Only with time has this experience been firmly stamped on my timeline of coming out. Surviving is something that we LGBTQ people are so good at.
Coming out is unique to every queer person. No one should ever feel pressured to burst out of the closet wearing bright, sparkly clothes and draped in a rainbow flag. Pride is a brilliant season for liberation and protest, but it’s not as good at respecting people’s unique circumstances.
It’s okay if you haven't come out as bisexual. Not many people will tell you that, perhaps even some LGBTQ people too. It’s sad that biphobia is rife in our community when you’d hope the rainbow was all about acceptance and love. But don’t let their ignorance tell you that you’re not valid.

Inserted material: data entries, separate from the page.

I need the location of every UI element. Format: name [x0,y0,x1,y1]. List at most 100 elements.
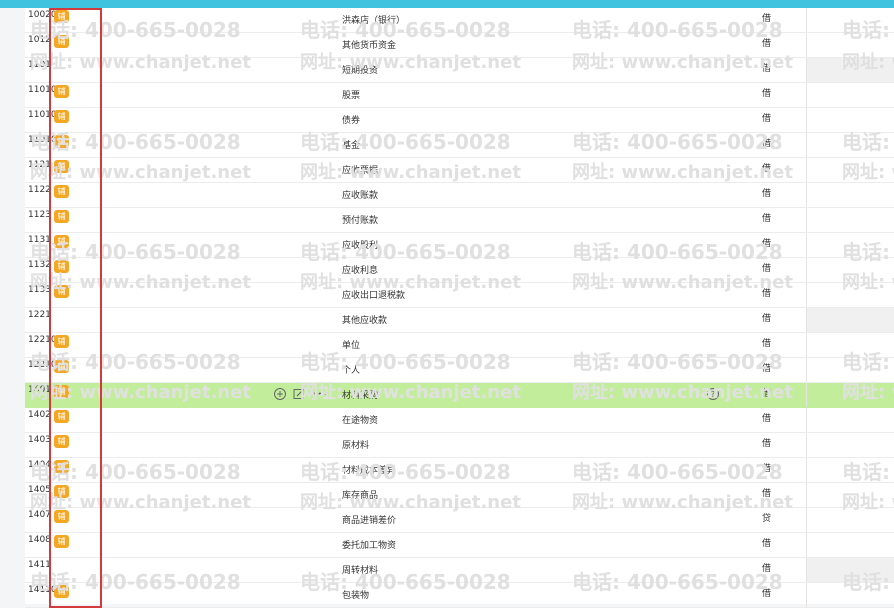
table-row[interactable]: 1404 辅 材料成本差异 借 [25,458,894,483]
account-code: 1122 [28,185,51,195]
table-row[interactable]: 1132 辅 应收利息 借 [25,258,894,283]
column-divider [806,133,807,157]
column-divider [806,558,807,582]
auxiliary-badge: 辅 [54,135,69,148]
account-code: 1221 [28,310,51,320]
balance-direction: 借 [762,239,772,249]
column-divider [806,458,807,482]
table-row[interactable]: 122101 辅单位借 [25,333,894,358]
table-row[interactable]: 122102 辅个人借 [25,358,894,383]
balance-direction: 借 [762,464,772,474]
balance-direction: 借 [762,389,772,399]
account-table: 100203 辅洪森店（银行）借 1012 辅其他货币资金借 1101 短期投资借 1101… [25,8,894,608]
auxiliary-badge: 辅 [54,435,69,448]
balance-direction: 借 [762,564,772,574]
column-divider [806,33,807,57]
table-row[interactable]: 1408 辅 委托加工物资 借 [25,533,894,558]
table-row[interactable]: 1131 辅 应收股利 借 [25,233,894,258]
balance-direction: 借 [762,14,772,24]
column-divider [806,258,807,282]
account-name: 库存商品 [342,491,379,501]
table-row[interactable]: 1402 辅 在途物资 借 [25,408,894,433]
table-row[interactable]: 1133 辅 应收出口退税款 借 [25,283,894,308]
table-row[interactable]: 1101 短期投资 借 [25,58,894,83]
table-row[interactable]: 141101 辅包装物借 [25,583,894,608]
table-row[interactable]: 1122 辅 应收账款 借 [25,183,894,208]
auxiliary-badge: 辅 [54,10,69,23]
column-divider [806,358,807,382]
balance-direction: 借 [762,289,772,299]
account-code: 1402 [28,410,51,420]
column-divider [806,58,807,82]
auxiliary-badge: 辅 [54,185,69,198]
table-row[interactable]: 1407 辅 商品进销差价 贷 [25,508,894,533]
table-row[interactable]: 1121 辅 应收票据 借 [25,158,894,183]
balance-direction: 借 [762,114,772,124]
table-row[interactable]: 110102 辅债券借 [25,108,894,133]
balance-direction: 借 [762,189,772,199]
column-divider [806,108,807,132]
balance-direction: 借 [762,64,772,74]
table-row[interactable]: 1012 辅 其他货币资金 借 [25,33,894,58]
balance-direction: 借 [762,89,772,99]
balance-direction: 借 [762,214,772,224]
table-row[interactable]: 100203 辅洪森店（银行）借 [25,8,894,33]
column-divider [806,508,807,532]
account-code: 1405 [28,485,51,495]
column-divider [806,208,807,232]
auxiliary-badge: 辅 [54,210,69,223]
table-row[interactable]: 1221 其他应收款 借 [25,308,894,333]
account-code: 1123 [28,210,51,220]
help-circle-icon[interactable]: ? [706,387,720,401]
top-accent-bar [0,0,894,8]
auxiliary-badge: 辅 [54,235,69,248]
account-name: 应收出口退税款 [342,291,406,301]
table-row[interactable]: 110101 辅股票借 [25,83,894,108]
account-name: 单位 [342,341,361,351]
balance-direction: 借 [762,589,772,599]
account-name: 洪森店（银行） [342,16,406,26]
account-name: 包装物 [342,591,370,601]
account-name: 原材料 [342,441,370,451]
account-name: 周转材料 [342,566,379,576]
column-divider [806,483,807,507]
balance-direction: 借 [762,264,772,274]
table-row[interactable]: 1405 辅 库存商品 借 [25,483,894,508]
auxiliary-badge: 辅 [54,485,69,498]
balance-direction: 借 [762,164,772,174]
account-code: 1132 [28,260,51,270]
column-divider [806,83,807,107]
column-divider [806,333,807,357]
account-name: 商品进销差价 [342,516,397,526]
account-name: 在途物资 [342,416,379,426]
auxiliary-badge: 辅 [54,585,69,598]
plus-circle-icon[interactable] [273,387,287,401]
column-divider [806,8,807,32]
balance-direction: 借 [762,314,772,324]
table-row[interactable]: 110103 辅基金借 [25,133,894,158]
table-row[interactable]: 1403 辅 原材料 借 [25,433,894,458]
account-name: 应收账款 [342,191,379,201]
edit-icon[interactable] [292,387,306,401]
row-shade [806,558,894,582]
balance-direction: 借 [762,39,772,49]
table-row-selected[interactable]: 1401 辅 材料采购? 借 [25,383,894,408]
account-code: 1101 [28,60,51,70]
account-code: 1401 [28,385,51,395]
table-row[interactable]: 1123 辅 预付账款 借 [25,208,894,233]
row-shade [806,308,894,332]
column-divider [806,183,807,207]
auxiliary-badge: 辅 [54,160,69,173]
balance-direction: 借 [762,139,772,149]
account-code: 1411 [28,560,51,570]
account-code: 1407 [28,510,51,520]
account-code: 1403 [28,435,51,445]
row-shade [806,58,894,82]
auxiliary-badge: 辅 [54,385,69,398]
account-name: 个人 [342,366,361,376]
more-icon[interactable] [311,387,329,401]
table-row[interactable]: 1411 周转材料 借 [25,558,894,583]
account-name: 股票 [342,91,361,101]
balance-direction: 借 [762,539,772,549]
account-name: 应收股利 [342,241,379,251]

You can be bisexual regardless of your experience with any gender. Your sexuality isn’t conditional on any number of saucy hookups or drunken reach-arounds. If anyone tries to tell you that you can’t possibly be bisexual if you’ve never kissed someone of any particular gender, ignore them. Like coming out, sexuality blossoms to your own rhythm.
Finally, and importantly, being bisexual isn’t about spectrums or Kinsey Scales. Doing an online quiz to determine who you prefer more, based on a stratified, cast-iron pie chart isn’t the best evidence of your sexuality. If it brings you some validation to see your preferences marked down, go ahead. But bisexuality isn’t fixed in place — it’s who you are as an individual unbound to any rules of the game.
Coming out isn’t everything. You should still be proud of who you are and what you have achieved regardless of your closet status. Bisexual people are so often misrepresented because of who they are attracted to. Everyone has preferences and desires, but you’re the only person in the world who can tell you who you love.